The use of mesh in hernia repair, risk management and the advantages of day surgery
Part 2 - Hernia Repair under Local anaesthesia

AGENTS USED

There are a variety of agents and concentrations available for use but generally it is preferable to persevere with two and become completely familiar with these.

1.                  Local Anaesthetic

A combination of lignocaine (short acting) – 20 cc of 1.5% solution with adrenaline 1 in 200,000 is combined with Bupivicaine (longer acting) – 20 cc of 0.5% solution.

When using two different agents, one must consider their effects are synergistic and additive. That is, the dosage of each should be reduced by half to prevent risks of toxicity.

The aims are –

            rapid onset of action,
satisfactory anaesthesia for the duration of the surgery, and
to provide analgesia well into the post operative period.

This should be achieved without risk of any toxic reaction. Sedation reduces risk of toxicity. However, the toxic levels should not be exceeded under any circumstances. There is patient variation in absorption of the local anaesthetic and effects. This can be influenced by such factors as liver and renal function and the general state of health of the patient. Suggested maximum dosage for a 70kg healthy person is 4 mg per kg of Lignocaine plain or 7mg/12 kg adrenaline. Maximum doses of Bupivicaine are 2mg/kg.

These two agents can be mixed. A typical combination would be 20 cc of 1.5% Lignocaine with adrenaline mixed with 20 cc of  0.5% Marcaine.
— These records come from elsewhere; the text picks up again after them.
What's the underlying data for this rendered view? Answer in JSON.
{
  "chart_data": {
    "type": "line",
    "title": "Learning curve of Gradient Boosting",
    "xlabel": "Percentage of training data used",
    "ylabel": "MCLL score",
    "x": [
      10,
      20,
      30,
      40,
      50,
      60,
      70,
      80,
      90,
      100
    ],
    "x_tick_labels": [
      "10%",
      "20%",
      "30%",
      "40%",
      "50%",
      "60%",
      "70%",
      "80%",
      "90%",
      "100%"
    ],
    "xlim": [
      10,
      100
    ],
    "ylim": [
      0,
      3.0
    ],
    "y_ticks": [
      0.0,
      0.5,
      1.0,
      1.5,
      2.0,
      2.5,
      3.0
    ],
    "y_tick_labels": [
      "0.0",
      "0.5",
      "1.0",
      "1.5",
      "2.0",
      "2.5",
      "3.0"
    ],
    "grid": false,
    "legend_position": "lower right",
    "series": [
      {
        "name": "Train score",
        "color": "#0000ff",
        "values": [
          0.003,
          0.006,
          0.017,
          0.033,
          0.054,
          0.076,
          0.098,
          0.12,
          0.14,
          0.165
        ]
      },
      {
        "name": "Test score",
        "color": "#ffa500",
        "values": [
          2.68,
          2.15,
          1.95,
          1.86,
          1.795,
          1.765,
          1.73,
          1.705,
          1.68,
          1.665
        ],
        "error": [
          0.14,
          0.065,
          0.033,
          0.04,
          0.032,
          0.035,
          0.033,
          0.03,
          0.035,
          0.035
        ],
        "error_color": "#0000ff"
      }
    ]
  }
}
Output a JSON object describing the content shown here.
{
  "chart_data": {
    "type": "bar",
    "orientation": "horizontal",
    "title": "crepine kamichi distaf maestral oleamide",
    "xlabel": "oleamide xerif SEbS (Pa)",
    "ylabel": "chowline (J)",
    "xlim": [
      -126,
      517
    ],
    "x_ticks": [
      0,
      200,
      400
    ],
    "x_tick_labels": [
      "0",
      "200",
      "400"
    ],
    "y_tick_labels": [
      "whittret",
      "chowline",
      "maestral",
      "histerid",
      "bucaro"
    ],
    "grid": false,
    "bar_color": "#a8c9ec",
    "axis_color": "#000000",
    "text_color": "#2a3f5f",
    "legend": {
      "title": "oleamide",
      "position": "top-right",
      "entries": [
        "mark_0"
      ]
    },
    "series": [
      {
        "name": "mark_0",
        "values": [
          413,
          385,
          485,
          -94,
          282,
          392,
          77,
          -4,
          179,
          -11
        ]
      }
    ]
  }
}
Adrenaline 1 in 200,000 diluted to 1 in 400,000 is routinely used. This concentration is enough to cause vaso-constriction, decrease the absorption of the local anaesthetic and reduce the risk of toxic reaction due to the local anaesthetic. It increases the dose of local anaesthetic which may be administered. The adrenaline itself rarely causes any problem. Care with a patient with cardiac disease or sensitivity to adrenalin should be taken. The volume given at this concentration is very unlikely to have any harmful effect. Mono-amine oxidase inhibitors should be stopped two weeks prior to surgery to prevent any hypertensive crisis.

Adrenalin is theoretically a problem as it could constrict the testicular artery. However it has not been implicated as a cause of testicular atrophy and it is used routinely in both series without having any harmful effect.

1.                  I/V Sedation

Each surgeon and anaesthetist varies the dosage and depth of sedation based on the needs or anxiety of the patient.

Team work between the surgeon and anaesthetist should achieve a satisfactory combination. Sometimes inappropriate sedation results in a confused patient, which would only make surgery difficult. This problem usually only occurs when the anaesthetist and surgeon have not worked on this technique together previously.